Friday, March 28, 2008

Rites de Passage...


The daily drift of junk mail rested on the coffee table. Near the pesky paper pyramid, stood a smaller stack of two library books, two monographs memorializing particular experiences of life after chemo...for breast cancer cancer survivors. I glanced at the covers, and read the commentaries on the back cover. I opened the red softcover volume and peeked inside...a list stared back at me, a list of how to celebrate the end of your treatments. Walk on a beach, and contemplate the eternal by staring at the oceanic horizon. Place all of your empty pill vials on your driveway and run them over with your car. Host a gathering, ask your friends to bring tulip bulbs, and plant them as symbol of a hopeful future. The suggestions ranged from exalting the endless, to indulging the whimsical, to a botanic domestication of uncertainty. A few sentences down the page cautioned...it may take several weeks after your last chemo treatment to feel rejuvenated. The caveat is accurate.

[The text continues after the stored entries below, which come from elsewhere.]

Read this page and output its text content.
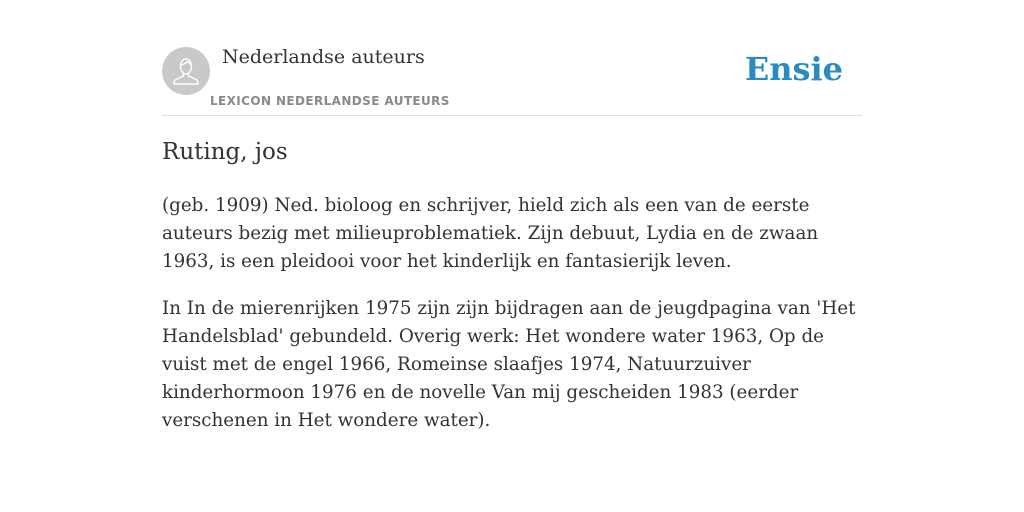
Nederlandse auteurs
LEXICON NEDERLANDSE AUTEURS
Ensie
Ruting, jos

(geb. 1909) Ned. bioloog en schrijver, hield zich als een van de eerste auteurs bezig met milieuproblematiek. Zijn debuut, Lydia en de zwaan 1963, is een pleidooi voor het kinderlijk en fantasierijk leven.

In In de mierenrijken 1975 zijn zijn bijdragen aan de jeugdpagina van 'Het Handelsblad' gebundeld. Overig werk: Het wondere water 1963, Op de vuist met de engel 1966, Romeinse slaafjes 1974, Natuurzuiver kinderhormoon 1976 en de novelle Van mij gescheiden 1983 (eerder verschenen in Het wondere water).
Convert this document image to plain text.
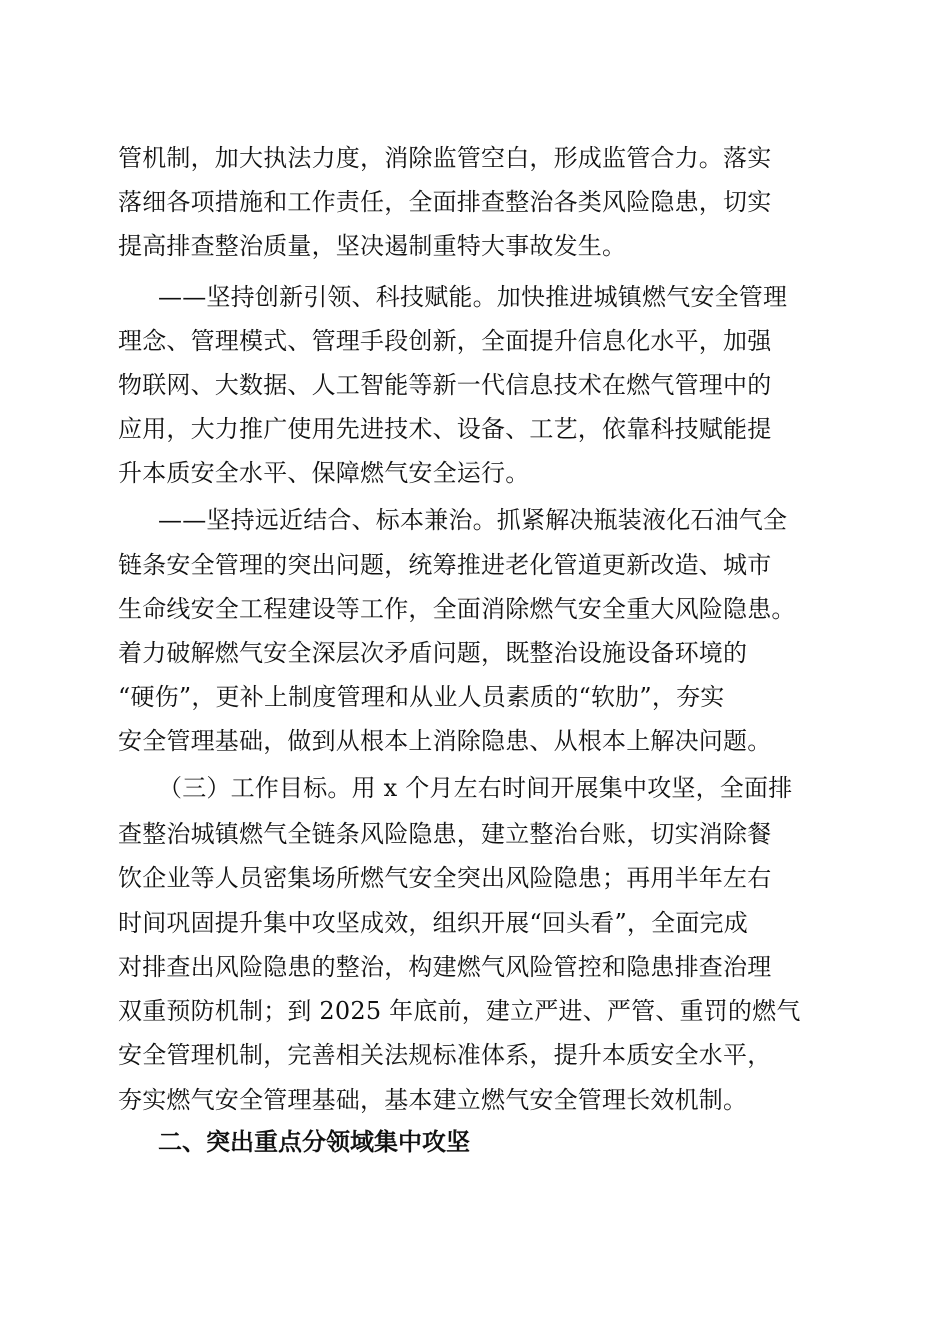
管机制，加大执法力度，消除监管空白，形成监管合力。落实
落细各项措施和工作责任，全面排查整治各类风险隐患，切实
提高排查整治质量，坚决遏制重特大事故发生。
——坚持创新引领、科技赋能。加快推进城镇燃气安全管理
理念、管理模式、管理手段创新，全面提升信息化水平，加强
物联网、大数据、人工智能等新一代信息技术在燃气管理中的
应用，大力推广使用先进技术、设备、工艺，依靠科技赋能提
升本质安全水平、保障燃气安全运行。
——坚持远近结合、标本兼治。抓紧解决瓶装液化石油气全
链条安全管理的突出问题，统筹推进老化管道更新改造、城市
生命线安全工程建设等工作，全面消除燃气安全重大风险隐患。
着力破解燃气安全深层次矛盾问题，既整治设施设备环境的
“硬伤”，更补上制度管理和从业人员素质的“软肋”，夯实
安全管理基础，做到从根本上消除隐患、从根本上解决问题。
（三）工作目标。用 x 个月左右时间开展集中攻坚，全面排
查整治城镇燃气全链条风险隐患，建立整治台账，切实消除餐
饮企业等人员密集场所燃气安全突出风险隐患；再用半年左右
时间巩固提升集中攻坚成效，组织开展“回头看”，全面完成
对排查出风险隐患的整治，构建燃气风险管控和隐患排查治理
双重预防机制；到 2025 年底前，建立严进、严管、重罚的燃气
安全管理机制，完善相关法规标准体系，提升本质安全水平，
夯实燃气安全管理基础，基本建立燃气安全管理长效机制。
二、突出重点分领域集中攻坚
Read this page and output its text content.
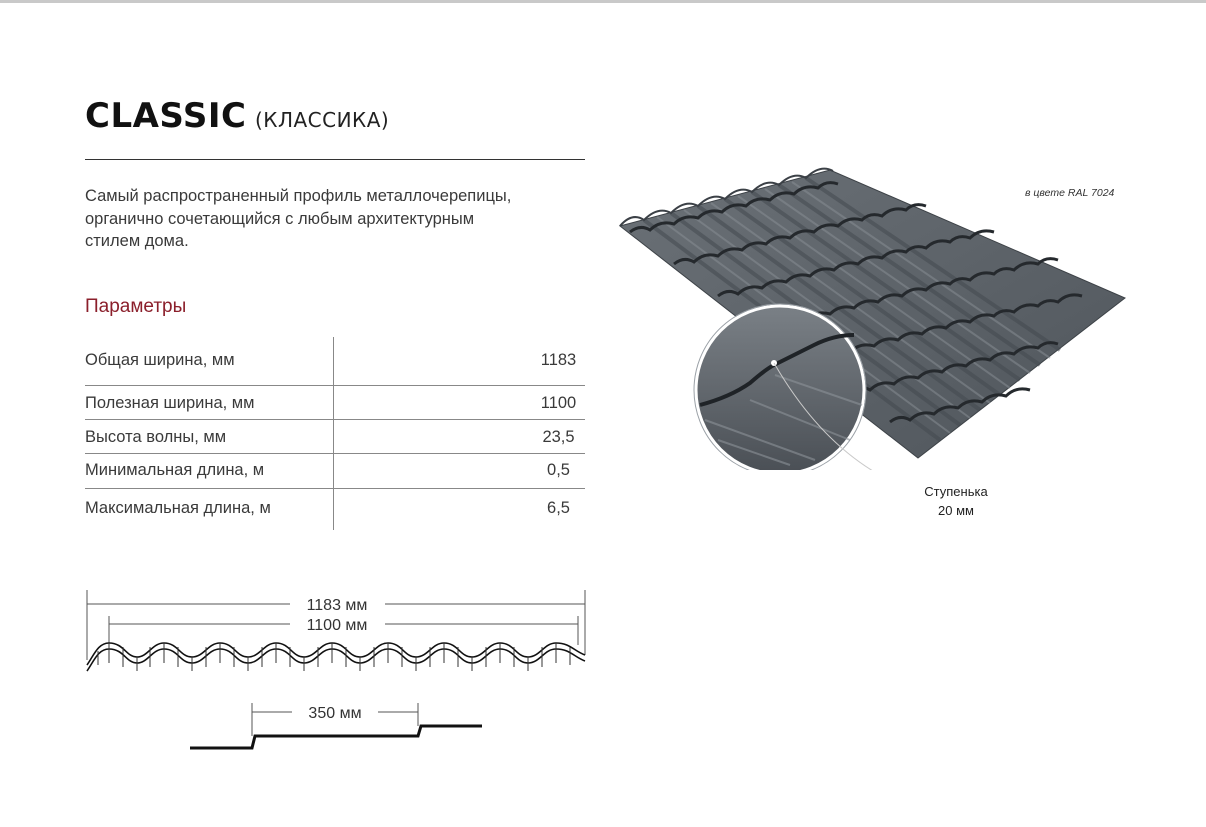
CLASSIC (КЛАССИКА)
Самый распространенный профиль металлочерепицы,
органично сочетающийся с любым архитектурным
стилем дома.
Параметры
Общая ширина, мм	1183
Полезная ширина, мм	1100
Высота волны, мм	23,5
Минимальная длина, м	0,5
Максимальная длина, м	6,5
в цвете RAL 7024
Ступенька
20 мм
1183 мм
1100 мм
350 мм
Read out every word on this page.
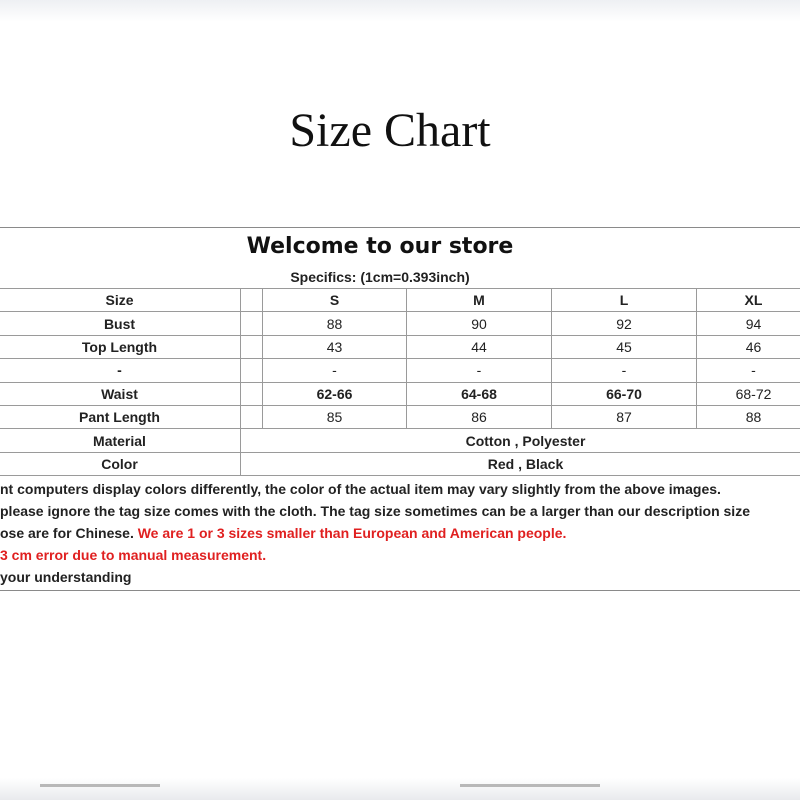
Size Chart
Welcome to our store
Specifics: (1cm=0.393inch)
Size		S	M	L	XL
Bust		88	90	92	94
Top Length		43	44	45	46
-		-	-	-	-
Waist		62-66	64-68	66-70	68-72
Pant Length		85	86	87	88
Material	Cotton , Polyester				
Color	Red , Black				
nt computers display colors differently, the color of the actual item may vary slightly from the above images.
please ignore the tag size comes with the cloth. The tag size sometimes can be a larger than our description size
ose are for Chinese. We are 1 or 3 sizes smaller than European and American people.
3 cm error due to manual measurement.
your understanding
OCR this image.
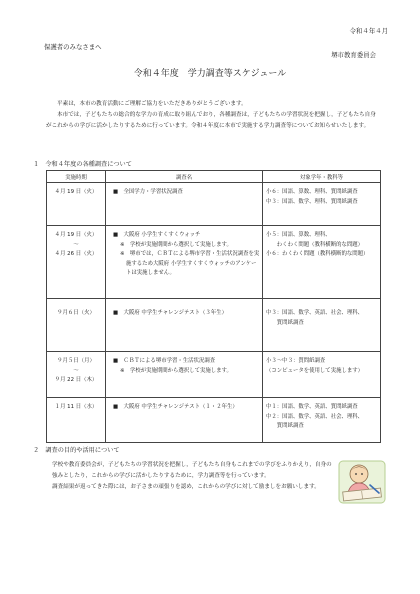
令和４年４月
保護者のみなさまへ
堺市教育委員会
令和４年度　学力調査等スケジュール

平素は，本市の教育活動にご理解ご協力をいただきありがとうございます。

本市では，子どもたちの総合的な学力の育成に取り組んでおり，各種調査は，子どもたちの学習状況を把握し，子どもたち自身がこれからの学びに活かしたりするために行っています。令和４年度に本市で実施する学力調査等についてお知らせいたします。

１　令和４年度の各種調査について
実施時期	調査名	対象学年・教科等

４月 19 日（火）	■　全国学力・学習状況調査	小６：国語、算数、理科、質問紙調査
中３：国語、数学、理科、質問紙調査

４月 19 日（火）
～
４月 26 日（火）	■　大阪府 小学生すくすくウォッチ
※　学校が実施期間から選択して実施します。
※　堺市では，ＣＢＴによる堺市学習・生活状況調査を実施するため大阪府 小学生すくすくウォッチのアンケートは実施しません。	小５：国語、算数、理科、
　　わくわく問題（教科横断的な問題）
小６：わくわく問題（教科横断的な問題）

９月６日（火）	■　大阪府 中学生チャレンジテスト（３年生）	中３：国語、数学、英語、社会、理科、
　　質問紙調査

９月５日（月）
～
９月 22 日（木）	■　ＣＢＴによる堺市学習・生活状況調査
※　学校が実施期間から選択して実施します。	小３～中３：質問紙調査
（コンピュータを使用して実施します）

１月 11 日（水）	■　大阪府 中学生チャレンジテスト（１・２年生）	中１：国語、数学、英語、質問紙調査
中２：国語、数学、英語、社会、理科、
　　質問紙調査
２　調査の目的や活用について

学校や教育委員会が，子どもたちの学習状況を把握し，子どもたち自身もこれまでの学びをふりかえり，自身の強みとしたり，これからの学びに活かしたりするために，学力調査等を行っています。

調査結果が返ってきた際には，お子さまの頑張りを認め，これからの学びに対して励ましをお願いします。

Her circadian rhythms are still calibrated by the cytotoxic cocktail delivered almost a week ago. The usual side effects, sensing their imminent eviction, impose themselves upon the biological theater...a festive and most unwelcome curtain call. Nausea...takes a few too many bows and lingers on the stage for the past few days. Irritability and exhaustion...duel each other in an attempt to seize a few rays of the remaining limelight. Her follow-up appointment in a week or two will complete this performance...chemo closure to the tune of an oncologist's applause. No refunds allowed.

While she devoured her new library acquisitions, I dined on a different genre of recitation. Eduardo Galeano's Walking Words (1995) served up a satisfying safe harbor of fiction. Thumbing through the dog-eared pages, I reacquainted myself with traces I had left behind. One of my favorites recounts how a man "...searches in vain for the word that slipped away as he was about to say it. It was right on the tip of his tongue. Where did it go?" Galeano sews up the playful prose with a few questions. "Is there a place for all the words that don't want to stay? A kingdom of lost words? These words that escape, were do they lie in wait?"

I dissolve myself in different riddles and dwell on the currency of chemotherapy-induced irritability...a coinage minted from toxins and stamped with abrading phrases. Fortunately, this legal (un)tender speech lost much of its value with repetition...a devaluation of meaning...hyperinflation of a different sort. What will I do with all this worthless wordage? Is there a space for all the words that shouldn't have been said? What will be my ceremony to mark the transition into this post-chemo era? Walk on the beach and bury my journal in the sand? Place it on the driveway and run it over with the car? Plant it in the garden, and imagine a tree bearing rant-flavored fruit? I abhor the randomness of chemo-induced irritability...its artificiality...its poisonous prose born from the body's reflex to erupt, eradicate and expel the toxic elixir. Irritability infused by cytotoxins is indecipherable. Is there a ritual space for all the events that needn't be exalted? An ethnography of lost rituals? These rituals that abate, where do they lie inchoate?

3 comments:

David said...

What do you do with those words?

You write a book about your shared experience, a gift to others, even those who did not directly endure.

You're an amazing writer. It would be a wonderful book. MANY would read it. You could all take an incredible vacation with the royalties :) - Round the world.

Please consider it.

Anonymous said...

I agree with David!!! From Sunny Arizona 85 degrees know you are all loved BUNCHES!!!

Motownrunner said...

i agree too. please make a stop in michigan when you go around the world.